Hace poco escuchamos un acertado comentario de un empresario empecinado en transformar la realidad, para modernizar y hacer más próspera y digna a la sociedad uruguaya.  Sostenía que bastaba con revisar los temas que recoge la prensa en forma cotidiana para conocer cuales son las prioridades de un pueblo.

 

En este esquema , las responsabilidades sobre cuales son  los asuntos que están “en trámite” no solo competen a los actores políticos, sociales, empresariales, religiosos, culturales, y a los medios de comunicación, sino particularmente también a los ciudadanos en general, pues entre todos, se confecciona la agenda de prioridades de un país, y por consiguiente, se diseñan las acciones a emprender .

 

En las últimas semanas se ha reinstalado la discusión sobre responsabilidades y culpas emergentes tras la redemocratización de la República, momento del que ya nos separan mas de dieciocho años.

Es válido pensar que ese camino, difícilmente nos lleve a estados superiores de reconciliación nacional.

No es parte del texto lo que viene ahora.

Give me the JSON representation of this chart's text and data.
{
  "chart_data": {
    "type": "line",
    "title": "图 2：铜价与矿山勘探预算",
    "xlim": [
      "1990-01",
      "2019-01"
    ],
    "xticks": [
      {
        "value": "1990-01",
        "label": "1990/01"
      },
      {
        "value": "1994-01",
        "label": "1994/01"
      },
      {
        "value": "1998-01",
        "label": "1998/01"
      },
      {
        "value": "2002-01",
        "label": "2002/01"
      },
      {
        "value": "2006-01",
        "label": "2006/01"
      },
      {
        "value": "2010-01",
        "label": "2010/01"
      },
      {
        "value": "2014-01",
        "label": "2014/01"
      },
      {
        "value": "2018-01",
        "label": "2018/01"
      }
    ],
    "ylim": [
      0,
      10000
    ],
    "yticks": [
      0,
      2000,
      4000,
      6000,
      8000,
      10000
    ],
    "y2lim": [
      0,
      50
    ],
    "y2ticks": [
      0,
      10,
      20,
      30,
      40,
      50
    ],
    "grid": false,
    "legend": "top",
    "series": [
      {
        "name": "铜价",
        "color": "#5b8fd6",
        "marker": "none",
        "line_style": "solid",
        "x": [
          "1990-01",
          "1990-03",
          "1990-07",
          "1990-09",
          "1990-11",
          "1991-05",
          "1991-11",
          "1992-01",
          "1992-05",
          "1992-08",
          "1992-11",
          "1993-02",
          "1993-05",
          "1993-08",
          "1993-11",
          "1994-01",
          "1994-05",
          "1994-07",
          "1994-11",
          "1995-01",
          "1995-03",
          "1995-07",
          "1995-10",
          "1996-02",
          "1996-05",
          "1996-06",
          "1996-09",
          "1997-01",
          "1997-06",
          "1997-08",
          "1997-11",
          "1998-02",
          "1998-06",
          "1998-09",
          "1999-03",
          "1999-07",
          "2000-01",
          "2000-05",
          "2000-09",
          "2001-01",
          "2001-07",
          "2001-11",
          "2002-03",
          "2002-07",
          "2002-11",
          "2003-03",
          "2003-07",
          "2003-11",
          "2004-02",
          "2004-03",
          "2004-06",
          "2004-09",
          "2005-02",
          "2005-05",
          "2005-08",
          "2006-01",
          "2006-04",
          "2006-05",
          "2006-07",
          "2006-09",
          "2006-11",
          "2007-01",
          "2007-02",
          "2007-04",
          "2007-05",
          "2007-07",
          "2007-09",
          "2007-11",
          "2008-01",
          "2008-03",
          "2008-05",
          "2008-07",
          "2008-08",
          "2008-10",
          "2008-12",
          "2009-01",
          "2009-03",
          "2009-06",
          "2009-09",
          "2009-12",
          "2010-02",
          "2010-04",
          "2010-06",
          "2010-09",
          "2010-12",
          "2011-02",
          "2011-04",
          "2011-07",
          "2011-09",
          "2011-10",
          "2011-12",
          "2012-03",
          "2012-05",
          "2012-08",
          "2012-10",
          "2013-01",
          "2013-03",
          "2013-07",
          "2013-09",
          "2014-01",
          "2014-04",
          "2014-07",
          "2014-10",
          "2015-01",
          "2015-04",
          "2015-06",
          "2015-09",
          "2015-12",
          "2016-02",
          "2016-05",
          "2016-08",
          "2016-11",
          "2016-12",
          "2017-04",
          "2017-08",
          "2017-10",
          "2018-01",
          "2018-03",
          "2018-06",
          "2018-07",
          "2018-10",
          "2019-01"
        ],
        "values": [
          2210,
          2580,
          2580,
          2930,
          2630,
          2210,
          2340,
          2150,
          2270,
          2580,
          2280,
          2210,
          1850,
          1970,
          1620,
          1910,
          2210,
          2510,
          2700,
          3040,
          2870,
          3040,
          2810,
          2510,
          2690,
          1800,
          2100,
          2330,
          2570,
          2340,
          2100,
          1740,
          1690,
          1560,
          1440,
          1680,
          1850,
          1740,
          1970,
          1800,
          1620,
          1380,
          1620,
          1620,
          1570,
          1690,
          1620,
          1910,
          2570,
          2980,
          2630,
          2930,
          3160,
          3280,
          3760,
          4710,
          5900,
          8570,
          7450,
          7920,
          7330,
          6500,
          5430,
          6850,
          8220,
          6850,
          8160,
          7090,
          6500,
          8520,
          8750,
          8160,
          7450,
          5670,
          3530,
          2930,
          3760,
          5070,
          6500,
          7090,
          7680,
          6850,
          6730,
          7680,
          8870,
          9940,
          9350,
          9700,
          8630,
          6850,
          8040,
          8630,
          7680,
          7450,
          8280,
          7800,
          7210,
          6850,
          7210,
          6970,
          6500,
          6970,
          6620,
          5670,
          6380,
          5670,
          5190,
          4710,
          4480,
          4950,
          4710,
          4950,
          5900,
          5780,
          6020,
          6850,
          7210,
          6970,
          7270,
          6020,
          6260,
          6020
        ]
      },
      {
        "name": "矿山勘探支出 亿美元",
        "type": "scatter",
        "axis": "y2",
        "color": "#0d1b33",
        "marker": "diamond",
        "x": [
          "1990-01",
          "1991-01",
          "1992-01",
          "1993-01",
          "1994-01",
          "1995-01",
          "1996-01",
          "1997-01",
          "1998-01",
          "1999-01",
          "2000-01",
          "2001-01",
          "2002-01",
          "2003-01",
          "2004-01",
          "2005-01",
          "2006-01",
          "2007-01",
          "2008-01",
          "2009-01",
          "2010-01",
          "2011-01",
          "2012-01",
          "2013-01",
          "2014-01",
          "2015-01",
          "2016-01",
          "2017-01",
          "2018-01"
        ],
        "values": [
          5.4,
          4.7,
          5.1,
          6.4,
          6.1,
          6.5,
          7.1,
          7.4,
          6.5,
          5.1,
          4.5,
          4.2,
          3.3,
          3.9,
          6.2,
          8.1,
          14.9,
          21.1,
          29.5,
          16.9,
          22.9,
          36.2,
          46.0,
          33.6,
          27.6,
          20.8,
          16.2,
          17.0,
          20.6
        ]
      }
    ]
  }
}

También es cierto que ésta puede transformarse, en el mejor de los casos, en la historia de nunca acabar. Decimos en el mejor de los casos, porque como pasa en todos los órdenes de la vida, todo puede empeorar. Solamente nosotros, los uruguayos, somos capaces de adelantarnos a los problemas que paradójicamente, nosotros mismos podemos estar generando.

 

Con un país apenas asomando la cabeza, tras enfrentar una durísima prueba que sin dudas dejará secuelas, como ha sido este prolongado   proceso recesivo y habiendo sorteado en estos últimos días el mayúsculo problema del canje de la deuda, es que aparece una vez más, el fantasma del revisionismo.

Surgen entonces los ataques, cada vez mas virulentos, de un lado a otro de la sociedad, reinstalando lamentablemente con acusaciones y contraacusaciones, una discusión que aparece por lo menos desencajada con la realidad que nos abraza, estéril, innecesaria y sobreabundante.

 

Hoy es tiempo para atender las urgencias sociales, consolidar un incipiente proceso de recuperación económica y propiciar el clima para reconstruir nuestro país sobre sólidas bases de crecimiento sostenido y sustentable, con justicia y equidad.

 

Para eso debemos estar juntos todos los uruguayos, no para revolcarnos en el pasado, sino para caminar hacia el futuro.